На лице Севера промелькнула мелкая дрожь, чёрные глаза его стали непослушны, словно поплыли там, в глубоких глазницах. Вот такого командира не любили его сподвижники.

– А мне такие и не нужны, – прошипел Север. – Приведите ко мне хоть одного варвара, у коего в очах отродясь не бывало ни капли страха, какой, Эмилий Папиниан, соизволит со мной – облечённым римской властью, поговорить. А я почту за честь с ним беседовать и день, и ночь!.. Целый месяц – от календы до календы. – Премного растревоженный Север справлялся с порывом. – Но восхочет ли он-то со мной разговаривать – вот вопрос!? – Легат призвал всех в тот миг отшатнувшихся к ответу.

– В твоём воинстве полно варваров...

– Они уже с наживкой во чреве... И потому-то они здесь... – страшно расстроился Север, настала очередь отворачиваться ему.

– Ты сам давал им лучшее оружие, ты назначил плату каждому.

– И потому они уже не истые варвары – они на пути к гадливому Риму, – сник легат. – И они, каждый из них, я уверен, с тлетворной мыслью о планах своих. Они будут более слушать и внимать – к какой кормушке я подведу их завтра.

– Так нет же других людей в ойкумене!

– ...Нет, – замотал головой Септимий Север. – Нет. Ты прав, Цессий Лонг, – кудри не открывали лица полководца – он сник. Отойдя чуть, он стал взирать в пустые небеса и поводить губами.

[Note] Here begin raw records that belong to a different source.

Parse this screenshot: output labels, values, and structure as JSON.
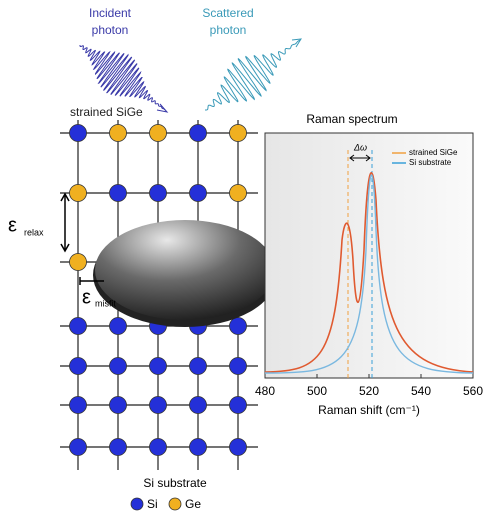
{
  "photons": {
    "incident": [
      "Incident",
      "photon"
    ],
    "scattered": [
      "Scattered",
      "photon"
    ]
  },
  "lattice": {
    "label": "strained SiGe",
    "relax_symbol": "ε",
    "relax_sub": "relax",
    "misfit_symbol": "ε",
    "misfit_sub": "misfit"
  },
  "spectrum": {
    "title": "Raman spectrum",
    "x_label": "Raman shift (cm⁻¹)",
    "xlim": [
      480,
      560
    ],
    "xticks": [
      480,
      500,
      520,
      540,
      560
    ],
    "legend": [
      "strained SiGe",
      "Si substrate"
    ],
    "delta_label": "Δω"
  },
  "substrate_label": "Si substrate",
  "legend": [
    "Si",
    "Ge"
  ]
}
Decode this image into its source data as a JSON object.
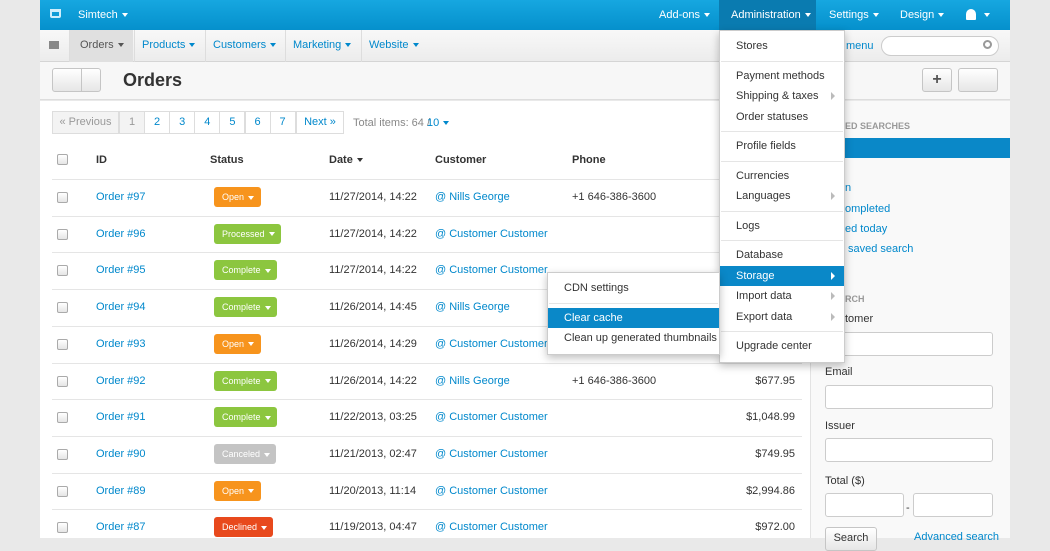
{
  "topbar": {
    "brand": "Simtech",
    "menus": [
      "Add-ons",
      "Administration",
      "Settings",
      "Design"
    ]
  },
  "navbar": {
    "tabs": [
      "Orders",
      "Products",
      "Customers",
      "Marketing",
      "Website"
    ],
    "menu_link": "menu"
  },
  "page": {
    "title": "Orders"
  },
  "pagination": {
    "previous": "« Previous",
    "pages": [
      "1",
      "2",
      "3",
      "4",
      "5",
      "6",
      "7"
    ],
    "next": "Next »",
    "total": "Total items: 64 /",
    "per_page": "10"
  },
  "table": {
    "headers": [
      "ID",
      "Status",
      "Date",
      "Customer",
      "Phone"
    ],
    "rows": [
      {
        "id": "Order #97",
        "status": "Open",
        "date": "11/27/2014, 14:22",
        "customer": "@ Nills George",
        "phone": "+1 646-386-3600"
      },
      {
        "id": "Order #96",
        "status": "Processed",
        "date": "11/27/2014, 14:22",
        "customer": "@ Customer Customer"
      },
      {
        "id": "Order #95",
        "status": "Complete",
        "date": "11/27/2014, 14:22",
        "customer": "@ Customer Customer"
      },
      {
        "id": "Order #94",
        "status": "Complete",
        "date": "11/26/2014, 14:45",
        "customer": "@ Nills George"
      },
      {
        "id": "Order #93",
        "status": "Open",
        "date": "11/26/2014, 14:29",
        "customer": "@ Customer Customer"
      },
      {
        "id": "Order #92",
        "status": "Complete",
        "date": "11/26/2014, 14:22",
        "customer": "@ Nills George",
        "phone": "+1 646-386-3600",
        "total": "$677.95"
      },
      {
        "id": "Order #91",
        "status": "Complete",
        "date": "11/22/2013, 03:25",
        "customer": "@ Customer Customer",
        "total": "$1,048.99"
      },
      {
        "id": "Order #90",
        "status": "Canceled",
        "date": "11/21/2013, 02:47",
        "customer": "@ Customer Customer",
        "total": "$749.95"
      },
      {
        "id": "Order #89",
        "status": "Open",
        "date": "11/20/2013, 11:14",
        "customer": "@ Customer Customer",
        "total": "$2,994.86"
      },
      {
        "id": "Order #87",
        "status": "Declined",
        "date": "11/19/2013, 04:47",
        "customer": "@ Customer Customer",
        "total": "$972.00"
      }
    ]
  },
  "sidebar": {
    "saved_searches": {
      "heading": "ED SEARCHES",
      "links": [
        "n",
        "ompleted",
        "ed today",
        "saved search"
      ]
    },
    "search": {
      "heading": "RCH",
      "fields": [
        "tomer",
        "Email",
        "Issuer",
        "Total ($)"
      ],
      "range_separator": "-",
      "button": "Search",
      "advanced": "Advanced search"
    }
  },
  "admin_menu": {
    "groups": [
      [
        "Stores"
      ],
      [
        "Payment methods",
        "Shipping & taxes",
        "Order statuses"
      ],
      [
        "Profile fields"
      ],
      [
        "Currencies",
        "Languages"
      ],
      [
        "Logs"
      ],
      [
        "Database",
        "Storage",
        "Import data",
        "Export data"
      ],
      [
        "Upgrade center"
      ]
    ]
  },
  "storage_menu": {
    "groups": [
      [
        "CDN settings"
      ],
      [
        "Clear cache",
        "Clean up generated thumbnails"
      ]
    ]
  }
}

Цессий Лонг, ждавший случая, подошёл к уединённому командиру, нависнув над плечом, доложил.

– С Тавра прибыли посыльные – они приближаются опять.

– Воюют ли?

– Их прогнали и разбили.

Севера сообщение отчасти успокоило, он сменил тон.

– Ну и ладно – в моей душе уж нету места драке.

– Ой ли, Септимий?

– Раньше плод в руке своей крошил – теперь о ножичек секу.

– Речёшь стихами – не пора ли править в Рим?.. – буркнул, таясь от прямого взгляда, подступивший Папиниан.

– Ай, не томи, обращённый перст всех замыслов моих, – Север поворачивал всего себя Эмилию Папиниану. – Куда позвать меня ты ныне обещался? Ведь в Рим попав, ты, праздный волокита, на старика не взглянешь в тот же миг, – придерживаясь выбранного тона, вновь спрашивал чтящий мелодичный слог командор.

– Нет нам причин за солнце не над нами сбивать стопы и влечься в никуда, – Папиниан был изощрён в такой манере слога.

– Я отчего-то – и в том твоя вина – стал чувствовать страдание от рифм и слов таких... и смысла непростого?..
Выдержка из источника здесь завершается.